Now though, I’ve been told that lockdown is easing. That we, as a society, could begin to think of a return. A careful and calculated return. But a return nonetheless. Just as I had begun to accept the new arrangements, they were relaxing. I was ‘expected’, I felt, to feel relief, to be pleased. To be joyful even. I was being asked to regain what I had had before it all started. Surely this was what we all wanted? Surely no-one would be reluctant to embrace the re-emergence of life as we had known it previously?

But that wasn’t me. It still isn’t me. The uncertainties began to confuse a mind that is so fixed in many fundamental ways. My mind. Everything was happening too quickly. Social expectation of willingness and happiness weighed heavy within my head. I felt the insistence of having to make decisions. Should I go with it? Or should I maintain my isolated existence, a state of affairs that actually is more natural, more convergent with my depression, OCD and anxiety?

I have found myself yearning for solitude and indeed for silence. At times, I've been afraid of people and my ability to interact in normal everyday ways. Silence is peace. It calms and soothes. It makes no demands. It allows me the freedom I crave from the symptoms of my mental illness, from the prison and fortress I have built around me, that protects me from the ravages of life.
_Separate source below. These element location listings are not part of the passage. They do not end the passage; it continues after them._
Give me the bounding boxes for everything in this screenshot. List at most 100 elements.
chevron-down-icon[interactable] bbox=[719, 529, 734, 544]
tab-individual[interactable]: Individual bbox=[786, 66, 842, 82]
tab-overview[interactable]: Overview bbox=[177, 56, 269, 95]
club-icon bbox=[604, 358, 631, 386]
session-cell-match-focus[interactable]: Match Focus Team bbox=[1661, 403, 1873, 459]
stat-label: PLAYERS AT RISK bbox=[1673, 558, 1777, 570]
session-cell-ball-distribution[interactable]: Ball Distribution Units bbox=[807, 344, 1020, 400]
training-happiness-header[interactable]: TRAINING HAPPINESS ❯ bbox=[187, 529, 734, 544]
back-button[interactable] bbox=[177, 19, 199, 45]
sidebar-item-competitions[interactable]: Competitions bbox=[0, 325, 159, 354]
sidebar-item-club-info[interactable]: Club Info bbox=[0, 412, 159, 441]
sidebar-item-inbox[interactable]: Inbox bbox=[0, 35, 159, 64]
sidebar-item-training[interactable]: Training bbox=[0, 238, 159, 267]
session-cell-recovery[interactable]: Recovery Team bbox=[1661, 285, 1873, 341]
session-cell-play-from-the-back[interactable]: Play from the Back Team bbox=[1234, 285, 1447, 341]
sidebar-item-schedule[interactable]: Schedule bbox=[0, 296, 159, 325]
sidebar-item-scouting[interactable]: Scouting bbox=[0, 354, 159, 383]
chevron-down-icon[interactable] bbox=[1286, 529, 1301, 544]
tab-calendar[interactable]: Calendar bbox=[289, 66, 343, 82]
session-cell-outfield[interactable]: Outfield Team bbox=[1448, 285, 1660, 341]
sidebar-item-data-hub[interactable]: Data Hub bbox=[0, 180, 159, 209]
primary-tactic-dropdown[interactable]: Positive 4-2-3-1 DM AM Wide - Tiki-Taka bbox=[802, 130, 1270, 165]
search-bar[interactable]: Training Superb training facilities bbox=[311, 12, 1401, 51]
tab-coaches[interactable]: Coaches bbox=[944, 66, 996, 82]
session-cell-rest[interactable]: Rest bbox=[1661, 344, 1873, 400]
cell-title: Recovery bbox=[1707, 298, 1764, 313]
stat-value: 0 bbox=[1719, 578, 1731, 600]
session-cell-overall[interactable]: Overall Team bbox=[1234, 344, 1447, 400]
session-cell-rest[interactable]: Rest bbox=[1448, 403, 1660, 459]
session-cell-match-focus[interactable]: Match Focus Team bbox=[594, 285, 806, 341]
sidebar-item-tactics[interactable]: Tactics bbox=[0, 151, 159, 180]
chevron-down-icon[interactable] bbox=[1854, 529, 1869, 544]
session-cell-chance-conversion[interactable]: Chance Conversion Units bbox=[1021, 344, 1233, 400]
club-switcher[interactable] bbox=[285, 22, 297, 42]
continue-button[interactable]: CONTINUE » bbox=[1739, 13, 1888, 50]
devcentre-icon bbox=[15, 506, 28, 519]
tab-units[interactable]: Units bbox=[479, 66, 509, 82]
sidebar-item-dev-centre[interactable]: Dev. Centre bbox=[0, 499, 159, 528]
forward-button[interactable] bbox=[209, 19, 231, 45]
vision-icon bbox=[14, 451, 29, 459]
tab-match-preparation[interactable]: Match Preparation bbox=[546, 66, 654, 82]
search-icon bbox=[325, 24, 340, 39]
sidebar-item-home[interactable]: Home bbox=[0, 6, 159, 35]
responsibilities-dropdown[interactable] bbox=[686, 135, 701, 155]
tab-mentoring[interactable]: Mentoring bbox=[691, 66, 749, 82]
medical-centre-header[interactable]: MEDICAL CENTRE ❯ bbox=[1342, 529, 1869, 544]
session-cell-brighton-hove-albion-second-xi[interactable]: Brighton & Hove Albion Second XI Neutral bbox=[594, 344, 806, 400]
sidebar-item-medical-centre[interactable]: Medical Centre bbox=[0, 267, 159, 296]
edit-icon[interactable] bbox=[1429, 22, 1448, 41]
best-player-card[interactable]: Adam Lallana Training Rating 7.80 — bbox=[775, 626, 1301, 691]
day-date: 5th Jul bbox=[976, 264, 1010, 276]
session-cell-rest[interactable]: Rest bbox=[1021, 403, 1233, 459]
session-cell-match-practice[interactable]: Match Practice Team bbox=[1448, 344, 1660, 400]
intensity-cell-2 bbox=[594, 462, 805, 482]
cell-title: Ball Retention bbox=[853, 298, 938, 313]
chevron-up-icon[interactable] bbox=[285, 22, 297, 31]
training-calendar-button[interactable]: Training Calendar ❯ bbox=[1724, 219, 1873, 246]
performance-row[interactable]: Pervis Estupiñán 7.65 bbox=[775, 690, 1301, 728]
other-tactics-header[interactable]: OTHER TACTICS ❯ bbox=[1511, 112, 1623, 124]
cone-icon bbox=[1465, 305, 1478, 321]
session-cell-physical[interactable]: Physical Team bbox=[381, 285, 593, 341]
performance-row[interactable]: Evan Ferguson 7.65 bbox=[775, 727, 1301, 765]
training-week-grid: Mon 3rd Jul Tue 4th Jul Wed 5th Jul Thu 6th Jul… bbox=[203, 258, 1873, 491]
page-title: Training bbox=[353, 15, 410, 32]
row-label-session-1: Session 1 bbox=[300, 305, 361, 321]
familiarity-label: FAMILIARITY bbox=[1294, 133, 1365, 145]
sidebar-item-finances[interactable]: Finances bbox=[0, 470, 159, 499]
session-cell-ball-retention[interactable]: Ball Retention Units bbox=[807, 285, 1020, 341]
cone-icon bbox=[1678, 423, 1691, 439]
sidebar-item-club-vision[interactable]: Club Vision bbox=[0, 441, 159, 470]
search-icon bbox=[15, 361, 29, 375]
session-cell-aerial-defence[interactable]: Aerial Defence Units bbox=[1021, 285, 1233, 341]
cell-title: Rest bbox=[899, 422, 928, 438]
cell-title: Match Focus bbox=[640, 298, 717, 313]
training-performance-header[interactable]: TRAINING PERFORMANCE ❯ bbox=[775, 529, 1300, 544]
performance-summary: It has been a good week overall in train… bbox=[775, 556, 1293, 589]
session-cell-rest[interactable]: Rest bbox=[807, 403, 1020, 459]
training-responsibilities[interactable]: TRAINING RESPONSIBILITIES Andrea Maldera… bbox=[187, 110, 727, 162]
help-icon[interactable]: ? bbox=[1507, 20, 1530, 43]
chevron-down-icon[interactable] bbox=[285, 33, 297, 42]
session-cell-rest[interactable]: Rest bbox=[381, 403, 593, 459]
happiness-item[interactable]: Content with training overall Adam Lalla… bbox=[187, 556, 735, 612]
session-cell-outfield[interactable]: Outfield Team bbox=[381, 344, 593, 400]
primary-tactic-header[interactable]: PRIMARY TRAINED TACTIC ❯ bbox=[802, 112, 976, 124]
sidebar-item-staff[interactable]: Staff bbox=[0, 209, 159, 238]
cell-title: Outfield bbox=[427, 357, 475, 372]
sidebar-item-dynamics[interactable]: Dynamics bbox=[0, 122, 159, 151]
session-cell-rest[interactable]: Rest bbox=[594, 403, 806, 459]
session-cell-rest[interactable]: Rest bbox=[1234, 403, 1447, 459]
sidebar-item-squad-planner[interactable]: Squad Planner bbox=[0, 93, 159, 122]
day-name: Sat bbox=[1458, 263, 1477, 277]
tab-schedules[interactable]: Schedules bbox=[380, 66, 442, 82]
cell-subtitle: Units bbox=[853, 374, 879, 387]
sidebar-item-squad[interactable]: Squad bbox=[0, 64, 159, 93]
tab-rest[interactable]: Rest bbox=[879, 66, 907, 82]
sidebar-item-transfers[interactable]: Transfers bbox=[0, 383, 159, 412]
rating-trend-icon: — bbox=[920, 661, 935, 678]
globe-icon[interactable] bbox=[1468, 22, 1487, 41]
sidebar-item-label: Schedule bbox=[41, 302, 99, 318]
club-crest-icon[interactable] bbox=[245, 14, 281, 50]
In many ways I had that during the lockdown. It came instinctively to me. It felt right. It felt safe.

  • The challenge of course is to make that readjustment once more. I will do it. I have to do it.

The challenge of course is to make that readjustment once more. I will do it. I have to do it. To relent and to succumb is to become a permanent slave to my health and to my poor, battered, state of mind. I need to be brave. And I will be so. I need to push the boundaries, to break the barriers. And I will do so. It is within me. I know that. I just have to find it. Focus. Be determined. Accept that setbacks will come. But remain alive in my own way. Remain a person. A human being that has ambitions, plans and dreams. Someone that gives. Someone that has something to offer. Someone that is valued and accepted as being me.